The Financial Cost of
New Jersey’s Death Penalty
New Jersey has spent at least a quarter billion dollars ($253.3 million) on its death penalty system since the state reinstated capital punishment in 1982. Since that time there have been 197 capital trials and 60 death penalty convictions in the state of which 50 were reversed. There have been no executions, and currently 10 men are housed on New Jersey’s death row.
Those costs included:
$7.8 million per year for prosecution costs, or $180 million since 1982
$2.6 million per year for defense costs, or $60 million since 1982
$282,609 per year for identified court costs, or $6.5 million since 1982
$295,652 per year for Department of Corrections costs, or $6.8 million since 1982
The total comes to over $253.3 million since 1982, or $11 million per year, and $4.2 million per death sentence. The $253 million is a net cost to the state as of today - over and above the costs that would have been incurred had the 1982 statute required life without parole instead of death.
The report does not include the costs of jury selection or additional jury costs as a result of longer trials, or the actual costs of executions. Given the difficulty in obtaining precise information from the different state and county entities that play a role in capital cases—and what appear to be decisions by those entities not to keep track of costs—there is considerable reason to believe that the actual figure is much higher.
The death penalty’s finality, as well as the more high-profile, emotional, and politicized nature of death penalty cases, contribute to the more complicated process that increases the death penalty’s costs. Compared to non-death penalty cases, for example, death penalty cases involve:
Two to five times more pre-trial motions (10-25 motions instead of 5-7 in a non-capital cases)
Three to five times longer for pre-trial defense investigation
Up to 80 times longer for jury selection (an average of five and a half days instead of half an hour to two hours)
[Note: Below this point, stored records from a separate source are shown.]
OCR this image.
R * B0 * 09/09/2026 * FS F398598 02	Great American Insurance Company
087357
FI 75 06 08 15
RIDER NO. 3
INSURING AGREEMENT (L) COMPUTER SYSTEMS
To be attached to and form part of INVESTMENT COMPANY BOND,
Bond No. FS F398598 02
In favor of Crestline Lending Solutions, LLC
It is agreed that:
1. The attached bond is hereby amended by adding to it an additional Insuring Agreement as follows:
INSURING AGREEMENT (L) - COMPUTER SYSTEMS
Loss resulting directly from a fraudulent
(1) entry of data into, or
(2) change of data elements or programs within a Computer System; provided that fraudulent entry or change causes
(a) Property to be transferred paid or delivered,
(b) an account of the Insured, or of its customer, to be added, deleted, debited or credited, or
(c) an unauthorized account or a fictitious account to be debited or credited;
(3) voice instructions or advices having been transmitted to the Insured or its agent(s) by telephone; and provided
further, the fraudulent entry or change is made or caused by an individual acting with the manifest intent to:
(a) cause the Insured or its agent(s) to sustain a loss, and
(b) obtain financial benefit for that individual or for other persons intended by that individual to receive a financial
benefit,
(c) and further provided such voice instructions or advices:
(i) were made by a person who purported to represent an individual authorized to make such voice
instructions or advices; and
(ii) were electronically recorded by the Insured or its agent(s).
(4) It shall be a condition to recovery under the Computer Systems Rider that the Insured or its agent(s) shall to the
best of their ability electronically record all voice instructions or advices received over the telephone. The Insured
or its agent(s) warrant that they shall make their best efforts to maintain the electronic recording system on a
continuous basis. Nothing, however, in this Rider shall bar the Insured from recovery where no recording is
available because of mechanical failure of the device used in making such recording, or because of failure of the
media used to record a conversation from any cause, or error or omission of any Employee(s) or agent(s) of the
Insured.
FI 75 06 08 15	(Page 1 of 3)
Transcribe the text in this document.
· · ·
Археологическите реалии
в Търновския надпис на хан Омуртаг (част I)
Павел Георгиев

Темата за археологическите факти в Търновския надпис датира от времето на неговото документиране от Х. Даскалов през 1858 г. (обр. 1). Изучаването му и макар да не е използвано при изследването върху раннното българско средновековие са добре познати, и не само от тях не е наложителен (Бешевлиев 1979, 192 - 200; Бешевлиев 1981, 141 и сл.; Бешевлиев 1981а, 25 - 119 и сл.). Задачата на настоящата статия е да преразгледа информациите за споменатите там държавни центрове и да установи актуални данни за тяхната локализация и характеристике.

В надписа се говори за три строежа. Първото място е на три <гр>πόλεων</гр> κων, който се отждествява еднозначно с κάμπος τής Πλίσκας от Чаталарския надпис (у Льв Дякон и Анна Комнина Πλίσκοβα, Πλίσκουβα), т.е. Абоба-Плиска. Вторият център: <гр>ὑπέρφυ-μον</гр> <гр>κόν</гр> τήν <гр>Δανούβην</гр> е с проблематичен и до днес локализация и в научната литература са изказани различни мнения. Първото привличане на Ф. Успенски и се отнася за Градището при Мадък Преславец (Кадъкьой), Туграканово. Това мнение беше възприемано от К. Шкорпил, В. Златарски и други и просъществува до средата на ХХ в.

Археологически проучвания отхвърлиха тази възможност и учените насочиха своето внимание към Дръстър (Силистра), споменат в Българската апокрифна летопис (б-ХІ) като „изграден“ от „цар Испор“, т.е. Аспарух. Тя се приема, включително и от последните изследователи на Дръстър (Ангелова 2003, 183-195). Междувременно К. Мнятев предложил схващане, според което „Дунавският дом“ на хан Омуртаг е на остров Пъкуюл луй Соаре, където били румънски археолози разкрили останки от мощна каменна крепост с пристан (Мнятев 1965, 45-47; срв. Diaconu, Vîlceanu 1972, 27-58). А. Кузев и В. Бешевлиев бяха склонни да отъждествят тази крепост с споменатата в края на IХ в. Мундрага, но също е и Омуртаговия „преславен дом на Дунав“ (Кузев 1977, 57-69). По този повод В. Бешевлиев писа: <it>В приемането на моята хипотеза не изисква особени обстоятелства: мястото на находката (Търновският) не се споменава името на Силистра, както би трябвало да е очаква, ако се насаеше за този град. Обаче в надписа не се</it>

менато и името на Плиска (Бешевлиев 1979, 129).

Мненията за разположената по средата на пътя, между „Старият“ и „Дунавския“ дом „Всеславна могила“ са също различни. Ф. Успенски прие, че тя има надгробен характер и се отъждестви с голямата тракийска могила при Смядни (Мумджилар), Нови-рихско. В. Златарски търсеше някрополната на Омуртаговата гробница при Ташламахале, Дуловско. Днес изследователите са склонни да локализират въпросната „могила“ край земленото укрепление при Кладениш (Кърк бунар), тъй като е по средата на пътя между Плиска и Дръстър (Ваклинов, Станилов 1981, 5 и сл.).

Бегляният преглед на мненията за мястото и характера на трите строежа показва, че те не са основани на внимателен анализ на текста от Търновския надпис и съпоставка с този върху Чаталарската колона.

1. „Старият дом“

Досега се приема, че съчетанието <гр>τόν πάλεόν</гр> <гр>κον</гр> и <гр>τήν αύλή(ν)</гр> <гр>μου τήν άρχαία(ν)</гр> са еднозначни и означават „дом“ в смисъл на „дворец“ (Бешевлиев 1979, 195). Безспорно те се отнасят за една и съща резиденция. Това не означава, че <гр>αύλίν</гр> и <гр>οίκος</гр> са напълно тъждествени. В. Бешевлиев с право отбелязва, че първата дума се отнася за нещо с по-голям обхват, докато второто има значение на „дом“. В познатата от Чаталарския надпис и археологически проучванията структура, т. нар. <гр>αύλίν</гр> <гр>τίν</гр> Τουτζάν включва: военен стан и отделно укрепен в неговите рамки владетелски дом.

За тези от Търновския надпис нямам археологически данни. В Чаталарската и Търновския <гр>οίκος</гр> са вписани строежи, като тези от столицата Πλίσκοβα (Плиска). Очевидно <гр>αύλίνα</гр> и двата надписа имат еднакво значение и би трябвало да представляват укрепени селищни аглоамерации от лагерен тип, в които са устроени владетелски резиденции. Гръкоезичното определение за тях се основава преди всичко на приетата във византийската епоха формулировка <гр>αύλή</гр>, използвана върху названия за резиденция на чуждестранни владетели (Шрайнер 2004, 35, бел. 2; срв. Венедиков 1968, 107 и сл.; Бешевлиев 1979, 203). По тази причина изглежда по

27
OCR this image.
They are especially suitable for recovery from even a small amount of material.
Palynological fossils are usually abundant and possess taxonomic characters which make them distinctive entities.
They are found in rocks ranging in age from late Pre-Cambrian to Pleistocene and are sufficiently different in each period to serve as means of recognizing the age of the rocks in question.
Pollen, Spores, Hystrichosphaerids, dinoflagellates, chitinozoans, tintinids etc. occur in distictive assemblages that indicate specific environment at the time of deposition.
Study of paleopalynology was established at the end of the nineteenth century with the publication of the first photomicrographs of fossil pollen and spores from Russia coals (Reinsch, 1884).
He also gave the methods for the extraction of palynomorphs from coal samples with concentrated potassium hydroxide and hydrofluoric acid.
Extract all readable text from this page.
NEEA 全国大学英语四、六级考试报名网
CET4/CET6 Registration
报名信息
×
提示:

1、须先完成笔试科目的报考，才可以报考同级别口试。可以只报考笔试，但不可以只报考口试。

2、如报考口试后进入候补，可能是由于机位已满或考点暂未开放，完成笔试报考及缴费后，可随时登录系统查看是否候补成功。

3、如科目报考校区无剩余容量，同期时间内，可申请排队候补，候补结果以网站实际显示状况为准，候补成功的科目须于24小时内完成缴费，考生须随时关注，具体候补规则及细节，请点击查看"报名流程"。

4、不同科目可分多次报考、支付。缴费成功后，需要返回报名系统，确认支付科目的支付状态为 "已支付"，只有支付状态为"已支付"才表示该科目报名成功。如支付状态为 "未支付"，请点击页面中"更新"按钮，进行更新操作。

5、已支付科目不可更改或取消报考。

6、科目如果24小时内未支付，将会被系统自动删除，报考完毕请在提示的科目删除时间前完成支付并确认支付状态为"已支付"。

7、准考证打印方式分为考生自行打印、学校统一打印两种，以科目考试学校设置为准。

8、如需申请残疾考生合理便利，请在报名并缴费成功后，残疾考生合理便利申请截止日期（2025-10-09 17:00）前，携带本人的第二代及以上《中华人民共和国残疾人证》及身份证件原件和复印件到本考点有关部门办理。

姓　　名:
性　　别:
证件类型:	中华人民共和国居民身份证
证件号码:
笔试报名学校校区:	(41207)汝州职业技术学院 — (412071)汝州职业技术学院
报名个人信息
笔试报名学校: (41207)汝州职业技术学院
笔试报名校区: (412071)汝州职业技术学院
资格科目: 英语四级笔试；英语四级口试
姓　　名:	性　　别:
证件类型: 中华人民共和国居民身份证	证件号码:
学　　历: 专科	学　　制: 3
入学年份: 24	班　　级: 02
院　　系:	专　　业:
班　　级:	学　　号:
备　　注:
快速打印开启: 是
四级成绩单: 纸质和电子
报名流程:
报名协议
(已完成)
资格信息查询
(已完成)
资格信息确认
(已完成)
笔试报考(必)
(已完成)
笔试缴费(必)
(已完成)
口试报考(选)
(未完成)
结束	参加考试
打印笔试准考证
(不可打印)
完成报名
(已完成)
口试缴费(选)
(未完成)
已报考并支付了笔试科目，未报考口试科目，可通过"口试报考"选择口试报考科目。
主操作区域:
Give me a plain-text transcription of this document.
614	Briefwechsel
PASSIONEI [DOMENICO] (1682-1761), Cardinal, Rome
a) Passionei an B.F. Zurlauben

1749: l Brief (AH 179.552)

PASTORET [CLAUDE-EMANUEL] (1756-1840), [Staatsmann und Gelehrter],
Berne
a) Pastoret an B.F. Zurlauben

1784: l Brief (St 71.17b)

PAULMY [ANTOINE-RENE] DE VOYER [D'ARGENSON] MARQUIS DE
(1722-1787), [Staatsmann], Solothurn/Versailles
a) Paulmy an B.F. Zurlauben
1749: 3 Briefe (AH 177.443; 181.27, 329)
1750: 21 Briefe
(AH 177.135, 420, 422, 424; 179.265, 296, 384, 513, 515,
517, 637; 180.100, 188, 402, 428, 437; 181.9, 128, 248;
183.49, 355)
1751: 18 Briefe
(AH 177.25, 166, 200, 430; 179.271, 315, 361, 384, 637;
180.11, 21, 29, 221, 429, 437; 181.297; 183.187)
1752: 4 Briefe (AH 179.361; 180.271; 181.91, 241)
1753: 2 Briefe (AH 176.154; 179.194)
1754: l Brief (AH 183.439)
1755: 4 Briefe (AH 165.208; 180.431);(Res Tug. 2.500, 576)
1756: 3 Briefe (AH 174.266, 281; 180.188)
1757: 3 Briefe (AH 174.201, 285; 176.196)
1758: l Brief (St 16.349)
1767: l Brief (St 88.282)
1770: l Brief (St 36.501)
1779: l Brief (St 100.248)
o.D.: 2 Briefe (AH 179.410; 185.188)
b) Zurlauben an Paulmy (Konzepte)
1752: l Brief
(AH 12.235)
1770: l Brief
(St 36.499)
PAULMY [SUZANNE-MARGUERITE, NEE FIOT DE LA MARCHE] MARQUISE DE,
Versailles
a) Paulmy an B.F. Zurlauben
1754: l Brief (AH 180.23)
An average of 30 more court days per trial and $66,000 more per case in court fees alone
10 times greater likelihood that a case will proceed to trial. The vast majority of non-capital cases are resolved through plea negotiations, saving the entire cost of a jury trial, whereas capital trials virtually always proceed through a full trial.
Two defense lawyers instead of one.
A larger jury pool.
Two additional clerks at the New Jersey Supreme Court working almost full-time for mandatory review of death sentences.
Longer and more complicated appeals.
Proportionality review
In addition to the actual dollars spent there is the issue of resource diversion. For the cost of pursuing one capital case, the judicial system could prosecute many more non-capital cases. When crimes go unsolved or county prosecutors’ offices are too overburdened to prosecute them, those responsible are free to commit more and increasingly serious crimes. In addition, the costs of capital prosecution and defense are derived from a finite pool of public resources; this report did not attempt to determine which programs were cut or taxes raised to pay the additional costs of capital prosecutions, but the money clearly had to come from either other programs or additional taxes.
From a strictly financial perspective, it is hard to reach a conclusion other than this: New Jersey taxpayers over the past 23 years have paid more than a quarter billion dollars on a capital punishment system that has executed no one.